A REJECTED SUITOR.

All the next day Phebe remained very near to her father, leaving her house-work and painting to sit beside him on the low chair he had carved for her when she was a child. For the first time she noticed how slowly he caught her meaning when she spoke to him, and how he himself was forgetting how to express his thoughts on his fingers. The time might come when he could no longer hold any intercourse with her or she with him. There was unutterable sadness in this new dread.

"You used to laugh and sing," he said, "but you never do it now: never since he robbed me. He robbed me of that too. I'm a poor, helpless, deaf old man; and God never let me hear my child's voice. He used to tell me it was sweet and pleasant to hear; and your laugh made every one merry who heard it. But I could see you laugh, and now I never see it."

She could not laugh now, and her smile was sadder than tears; so she bent down her head and laid it against his knee where he could not see her face. By and by he touched her, and she lifted up her tear-dimmed eyes to his fingers.

"Promise me," he said, "not to sell this old place. It has belonged to the Marlowes from generation to generation. Who can tell but the dead come back to the place where they've lived so long? If you can, keep it for my sake."

"I promise it," she answered. "I will never sell it."

"Perhaps I shall lose my power to speak to you," he went on, "but don't you fret as if I did not forgive him as robbed me. He learnt to talk on his fingers for my sake, and I'll say 'God bless him' for your sake. If we meet one another in the next world I'll forgive him freely, and if need be I'll ask pardon for him. Phebe, I do forgive him."

As he spoke there was a brighter light in his sunken eyes, and a smile on his face such as she had not seen since the day he had helped Roland Sefton to escape. She took both of his hands into hers and kissed them fondly. But by and by, though it was yet clear day, he crept feebly up-stairs to his dark little loft under the thatched roof, and lay down on the bed where his father and grandfather had died before him.

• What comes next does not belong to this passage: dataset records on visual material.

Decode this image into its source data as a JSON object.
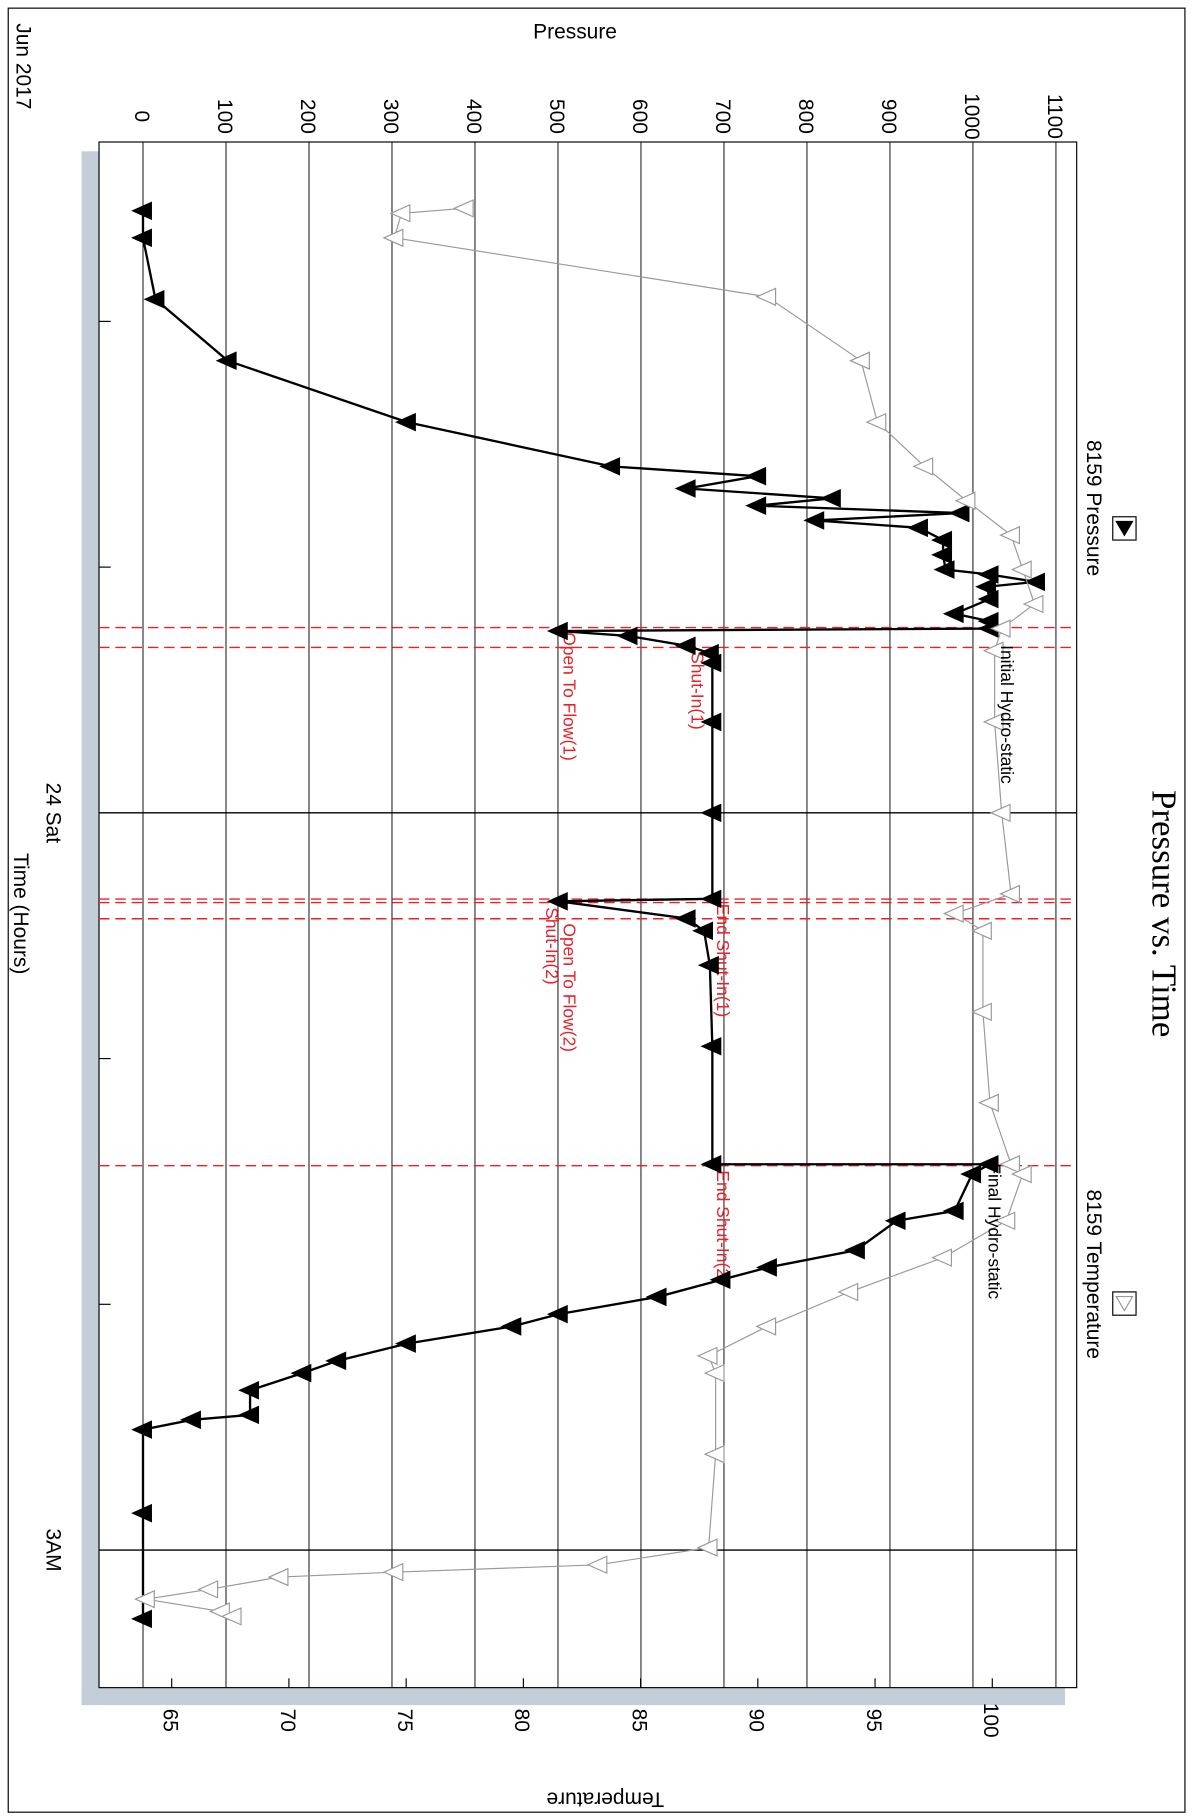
{
  "chart_data": {
    "type": "line",
    "title": "Pressure vs. Time",
    "x_label": "Time (Hours)",
    "x_date_label": "Jun 2017",
    "y_label": "Pressure",
    "y2_label": "Temperature",
    "xlim": [
      -2.73,
      3.56
    ],
    "xticks": [
      {
        "value": 0,
        "label": "24 Sat"
      },
      {
        "value": 3,
        "label": "3AM"
      }
    ],
    "xminor_ticks": [
      -2,
      -1,
      1,
      2
    ],
    "ylim": [
      -53,
      1125
    ],
    "yticks": [
      0,
      100,
      200,
      300,
      400,
      500,
      600,
      700,
      800,
      900,
      1000,
      1100
    ],
    "y2lim": [
      61.9,
      103.6
    ],
    "y2ticks": [
      65,
      70,
      75,
      80,
      85,
      90,
      95,
      100
    ],
    "grid": true,
    "series": [
      {
        "name": "8159 Pressure",
        "color": "#000000",
        "marker": "filled-triangle",
        "x": [
          -2.45,
          -2.34,
          -2.09,
          -1.84,
          -1.59,
          -1.41,
          -1.37,
          -1.32,
          -1.28,
          -1.25,
          -1.22,
          -1.19,
          -1.16,
          -1.11,
          -1.05,
          -0.99,
          -0.97,
          -0.94,
          -0.92,
          -0.87,
          -0.81,
          -0.78,
          -0.75,
          -0.74,
          -0.72,
          -0.68,
          -0.65,
          -0.61,
          -0.37,
          0.0,
          0.35,
          0.36,
          0.43,
          0.48,
          0.62,
          0.95,
          1.43,
          1.43,
          1.47,
          1.62,
          1.66,
          1.78,
          1.85,
          1.9,
          1.97,
          2.04,
          2.09,
          2.16,
          2.23,
          2.28,
          2.35,
          2.45,
          2.47,
          2.51,
          2.85,
          3.28
        ],
        "values": [
          0,
          0,
          15,
          102,
          318,
          564,
          740,
          655,
          830,
          740,
          985,
          810,
          935,
          964,
          964,
          967,
          1020,
          1076,
          1017,
          1020,
          978,
          1020,
          1020,
          501,
          585,
          655,
          683,
          686,
          686,
          686,
          686,
          501,
          655,
          676,
          683,
          686,
          686,
          1020,
          999,
          978,
          908,
          859,
          753,
          697,
          620,
          501,
          445,
          318,
          234,
          192,
          129,
          129,
          59,
          0,
          0,
          0
        ]
      },
      {
        "name": "8159 Temperature",
        "color": "#999999",
        "marker": "hollow-triangle",
        "axis": "y2",
        "x": [
          -2.46,
          -2.44,
          -2.34,
          -2.1,
          -1.84,
          -1.59,
          -1.41,
          -1.27,
          -1.13,
          -0.99,
          -0.85,
          -0.75,
          -0.66,
          -0.37,
          0.0,
          0.33,
          0.41,
          0.48,
          0.81,
          1.18,
          1.43,
          1.47,
          1.66,
          1.81,
          1.95,
          2.09,
          2.21,
          2.28,
          2.61,
          2.99,
          3.06,
          3.09,
          3.11,
          3.16,
          3.2,
          3.25,
          3.27
        ],
        "values": [
          77.5,
          74.8,
          74.5,
          90.4,
          94.4,
          95.1,
          97.1,
          98.9,
          100.8,
          101.3,
          101.8,
          100.4,
          100.1,
          100.1,
          100.4,
          100.8,
          98.4,
          99.6,
          99.6,
          99.9,
          100.8,
          101.3,
          100.6,
          97.9,
          93.9,
          90.4,
          87.9,
          88.2,
          88.2,
          87.9,
          83.2,
          74.5,
          69.6,
          66.6,
          63.9,
          67.1,
          67.6
        ]
      }
    ],
    "events": [
      {
        "x": -0.754,
        "text": "Open To Flow(1)",
        "y": 501
      },
      {
        "x": -0.673,
        "text": "Shut-In(1)",
        "y": 655
      },
      {
        "x": 0.351,
        "text": "End Shut-In(1)",
        "y": 686
      },
      {
        "x": 0.365,
        "text": "Shut-In(2)",
        "y": 480
      },
      {
        "x": 0.431,
        "text": "Open To Flow(2)",
        "y": 501
      },
      {
        "x": 1.436,
        "text": "End Shut-In(2)",
        "y": 686
      }
    ],
    "annotations": [
      {
        "x": -0.673,
        "text": "Initial Hydro-static",
        "y": 1045
      },
      {
        "x": 1.436,
        "text": "Final Hydro-static",
        "y": 1030
      }
    ]
  }
}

At first he was able to talk a little in short, brief sentences; but very soon that which he had dreaded came upon him. His fingers grew too stiff to form the signs, and his eyes too dim to discern even the slowest movement of her dear hands. There was now no communication between them but that of touch, and he could not bear to miss the gentle clasp of Phebe's hand. When she moved away from him he tossed wearily from side to side, groping restlessly with his thin fingers. In utter silence and darkness, but hand to hand with her, he at last passed away.

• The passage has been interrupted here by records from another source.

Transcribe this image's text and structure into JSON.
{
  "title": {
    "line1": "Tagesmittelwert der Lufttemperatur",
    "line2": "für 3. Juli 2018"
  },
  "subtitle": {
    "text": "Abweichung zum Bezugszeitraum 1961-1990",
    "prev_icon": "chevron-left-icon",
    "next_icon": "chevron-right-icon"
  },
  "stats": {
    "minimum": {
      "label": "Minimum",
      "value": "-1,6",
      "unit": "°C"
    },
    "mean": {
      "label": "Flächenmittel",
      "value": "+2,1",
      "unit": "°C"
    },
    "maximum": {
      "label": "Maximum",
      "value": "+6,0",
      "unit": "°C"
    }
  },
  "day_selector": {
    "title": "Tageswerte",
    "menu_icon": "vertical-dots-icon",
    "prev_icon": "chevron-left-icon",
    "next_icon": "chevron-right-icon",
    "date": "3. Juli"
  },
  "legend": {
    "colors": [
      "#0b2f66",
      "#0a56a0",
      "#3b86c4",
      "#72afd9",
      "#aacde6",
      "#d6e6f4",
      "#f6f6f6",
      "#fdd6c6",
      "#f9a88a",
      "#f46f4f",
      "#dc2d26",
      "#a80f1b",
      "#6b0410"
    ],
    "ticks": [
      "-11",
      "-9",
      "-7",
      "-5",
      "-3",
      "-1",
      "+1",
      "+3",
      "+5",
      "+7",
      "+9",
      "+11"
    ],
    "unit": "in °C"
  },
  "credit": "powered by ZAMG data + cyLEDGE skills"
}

The next few days was a strange and bewildering time to Phebe. Neighbors were coming and going, and taking the arrangements for the funeral into their own hands, with little reference to her. The clergyman of the parish, who lived three miles off, rode over the hills to hold a solemn interview with her. Mrs. Nixey would not leave her alone, and if she could have had her way would have carried her off to her own house. But this Phebe would not submit to; except the two nights she had been away when she went to the sea-side to break the news of Roland's death to Felicita and her mother, she had never been absent for a night from home. Why should she be afraid of that quiet, still form, which even in death was dearer to her than any other upon earth?